Writes a data frame (or named list of data frames) to an XPT transport file in V5 (FDA submission standard) or V8 (extended) format. Pure R implementation — no SAS or haven dependency.

Usage

write_xpt(
  x,
  file,
  version = 5,
  dataset = NULL,
  label = NULL,
  encoding = "wlatin1"
)

Arguments

x

A data frame, or a named list of data frames for multiple members.

file

File path for the output .xpt file.

version

Transport format version: 5 (default, FDA standard) or 8 (extended names/labels).

dataset

Dataset name (e.g., "DM"). Default: the "dataset_name" attribute of x (set by read_xpt(), read_json(), or apply_spec()), then the uppercase file stem ("sdtm/dm.xpt""DM"), then "DATA". V5: max 8 characters, uppercased. V8: max 32 characters.

label

Dataset label. Defaults to attr(x, "label") or "".

encoding

Character encoding for the output file. Defaults to "wlatin1" (SAS WLATIN1 = Windows-1252), which converts UTF-8 characters to extended ASCII for SAS compatibility. Accepts SAS encoding names ("wlatin1", "latin1", "utf-8", "shift-jis") or standard names ("WINDOWS-1252", "ISO-8859-1"). Set to NULL to write bytes as-is without conversion.

Value

x invisibly (the input data frame, not the file path).

Details

If the herald.sort_keys attribute is set on x (e.g., by apply_spec() or sort_keys()), the data is sorted by those keys before writing.

Date/datetime handling

R Date columns are converted to SAS date values (days since 1960-01-01) and automatically assigned format.sas = "DATE9." unless the column already has a format.sas attribute. Similarly, POSIXct columns are converted to SAS datetime values (seconds since 1960-01-01 00:00:00 UTC) with format.sas = "DATETIME20.". The format.sas attribute is written into the XPT NAMESTR header so SAS recognizes the variable as a date. Informats are not auto-set (matching SAS behaviour); set informat.sas on the column before writing if needed.

SAS missing values

  • Numeric NA, NaN, Inf, -Inf are written as SAS missing (.). NA dates and datetimes are also written as SAS missing.
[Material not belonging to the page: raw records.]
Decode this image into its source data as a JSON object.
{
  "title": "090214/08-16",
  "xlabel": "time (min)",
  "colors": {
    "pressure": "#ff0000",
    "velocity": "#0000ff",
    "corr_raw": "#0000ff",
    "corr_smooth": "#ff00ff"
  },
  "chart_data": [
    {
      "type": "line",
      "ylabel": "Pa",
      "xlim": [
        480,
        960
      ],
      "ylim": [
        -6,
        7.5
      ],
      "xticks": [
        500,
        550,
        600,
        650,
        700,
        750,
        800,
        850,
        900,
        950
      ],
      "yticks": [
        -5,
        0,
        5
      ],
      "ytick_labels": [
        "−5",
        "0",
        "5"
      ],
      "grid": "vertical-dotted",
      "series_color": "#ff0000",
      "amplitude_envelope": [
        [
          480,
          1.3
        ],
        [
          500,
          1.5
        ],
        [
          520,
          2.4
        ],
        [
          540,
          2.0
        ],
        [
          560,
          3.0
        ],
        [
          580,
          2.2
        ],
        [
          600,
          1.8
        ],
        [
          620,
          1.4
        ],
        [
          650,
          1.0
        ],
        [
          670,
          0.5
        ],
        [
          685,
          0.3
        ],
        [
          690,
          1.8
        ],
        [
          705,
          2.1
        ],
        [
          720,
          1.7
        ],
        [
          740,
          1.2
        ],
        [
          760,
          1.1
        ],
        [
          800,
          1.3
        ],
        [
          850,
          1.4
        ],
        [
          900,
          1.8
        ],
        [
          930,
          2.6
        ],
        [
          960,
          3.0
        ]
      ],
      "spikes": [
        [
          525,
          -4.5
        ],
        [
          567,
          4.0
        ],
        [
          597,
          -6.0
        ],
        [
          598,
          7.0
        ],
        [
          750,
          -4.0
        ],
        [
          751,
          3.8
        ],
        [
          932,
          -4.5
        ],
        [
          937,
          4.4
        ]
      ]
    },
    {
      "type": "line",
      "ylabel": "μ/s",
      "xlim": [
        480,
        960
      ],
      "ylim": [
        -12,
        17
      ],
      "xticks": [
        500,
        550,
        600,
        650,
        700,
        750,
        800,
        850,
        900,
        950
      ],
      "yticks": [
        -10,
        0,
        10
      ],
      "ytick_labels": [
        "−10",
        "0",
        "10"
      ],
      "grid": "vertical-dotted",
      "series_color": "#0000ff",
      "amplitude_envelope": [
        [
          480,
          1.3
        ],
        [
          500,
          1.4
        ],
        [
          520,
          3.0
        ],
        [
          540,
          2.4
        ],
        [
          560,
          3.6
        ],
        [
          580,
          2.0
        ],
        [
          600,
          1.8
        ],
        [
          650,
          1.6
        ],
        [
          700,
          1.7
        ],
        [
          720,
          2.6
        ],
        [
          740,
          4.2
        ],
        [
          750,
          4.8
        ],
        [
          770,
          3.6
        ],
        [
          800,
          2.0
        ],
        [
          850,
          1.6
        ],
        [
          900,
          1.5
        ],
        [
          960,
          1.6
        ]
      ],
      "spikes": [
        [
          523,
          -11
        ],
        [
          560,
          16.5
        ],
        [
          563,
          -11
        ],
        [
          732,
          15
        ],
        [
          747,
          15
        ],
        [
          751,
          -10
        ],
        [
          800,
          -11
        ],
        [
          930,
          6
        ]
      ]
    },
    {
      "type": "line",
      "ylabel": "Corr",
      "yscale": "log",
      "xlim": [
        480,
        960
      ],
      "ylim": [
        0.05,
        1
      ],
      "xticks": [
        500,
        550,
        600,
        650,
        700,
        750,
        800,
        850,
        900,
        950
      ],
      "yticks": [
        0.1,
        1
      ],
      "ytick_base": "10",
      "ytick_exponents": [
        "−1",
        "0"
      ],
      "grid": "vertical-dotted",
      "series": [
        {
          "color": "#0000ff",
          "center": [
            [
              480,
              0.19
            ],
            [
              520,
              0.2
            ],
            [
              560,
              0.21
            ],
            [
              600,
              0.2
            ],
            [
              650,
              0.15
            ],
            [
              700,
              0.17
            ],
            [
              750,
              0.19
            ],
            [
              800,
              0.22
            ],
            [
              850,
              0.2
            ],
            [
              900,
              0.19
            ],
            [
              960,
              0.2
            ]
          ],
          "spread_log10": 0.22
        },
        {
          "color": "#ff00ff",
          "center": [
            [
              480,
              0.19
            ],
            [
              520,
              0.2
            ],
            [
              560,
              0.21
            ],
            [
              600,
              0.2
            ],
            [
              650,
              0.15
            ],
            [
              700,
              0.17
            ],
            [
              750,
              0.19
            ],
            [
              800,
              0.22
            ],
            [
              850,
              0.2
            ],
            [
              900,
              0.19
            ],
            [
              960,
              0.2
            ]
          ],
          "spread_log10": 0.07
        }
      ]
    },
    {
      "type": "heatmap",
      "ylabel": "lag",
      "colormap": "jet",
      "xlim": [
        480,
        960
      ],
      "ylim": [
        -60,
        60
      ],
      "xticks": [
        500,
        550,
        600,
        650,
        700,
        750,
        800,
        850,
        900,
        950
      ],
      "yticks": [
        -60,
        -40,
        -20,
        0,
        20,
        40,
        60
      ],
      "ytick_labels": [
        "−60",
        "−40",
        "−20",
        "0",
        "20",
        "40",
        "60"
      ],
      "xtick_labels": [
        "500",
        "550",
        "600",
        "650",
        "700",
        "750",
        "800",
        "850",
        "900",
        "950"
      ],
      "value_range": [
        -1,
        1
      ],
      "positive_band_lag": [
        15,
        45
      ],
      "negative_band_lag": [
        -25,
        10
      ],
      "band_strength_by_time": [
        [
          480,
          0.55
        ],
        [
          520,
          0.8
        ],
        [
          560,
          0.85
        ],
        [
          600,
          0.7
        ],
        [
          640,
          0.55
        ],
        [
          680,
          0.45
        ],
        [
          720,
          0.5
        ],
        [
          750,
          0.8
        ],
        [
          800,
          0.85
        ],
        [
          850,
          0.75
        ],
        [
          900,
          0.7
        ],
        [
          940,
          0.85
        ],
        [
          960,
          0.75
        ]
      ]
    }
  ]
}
  • Character NA values are written as blank strings (spaces).

V5 constraints

Variable names must be at most 8 characters (A-Z, 0-9, underscore only), character variables at most 200 bytes, labels at most 40 characters. All names are uppercased.

V8 extensions

Variable names up to 32 characters with mixed case. Labels up to 256 characters via LABELV8/LABELV9 extension records.

Character encoding

By default, write_xpt() converts UTF-8 character data to WLATIN1 (Windows-1252) before writing. This ensures the XPT file is compatible with SAS sessions using the default WLATIN1 encoding. For pure ASCII data, the conversion is a no-op. See read_xpt() for the full encoding reference table.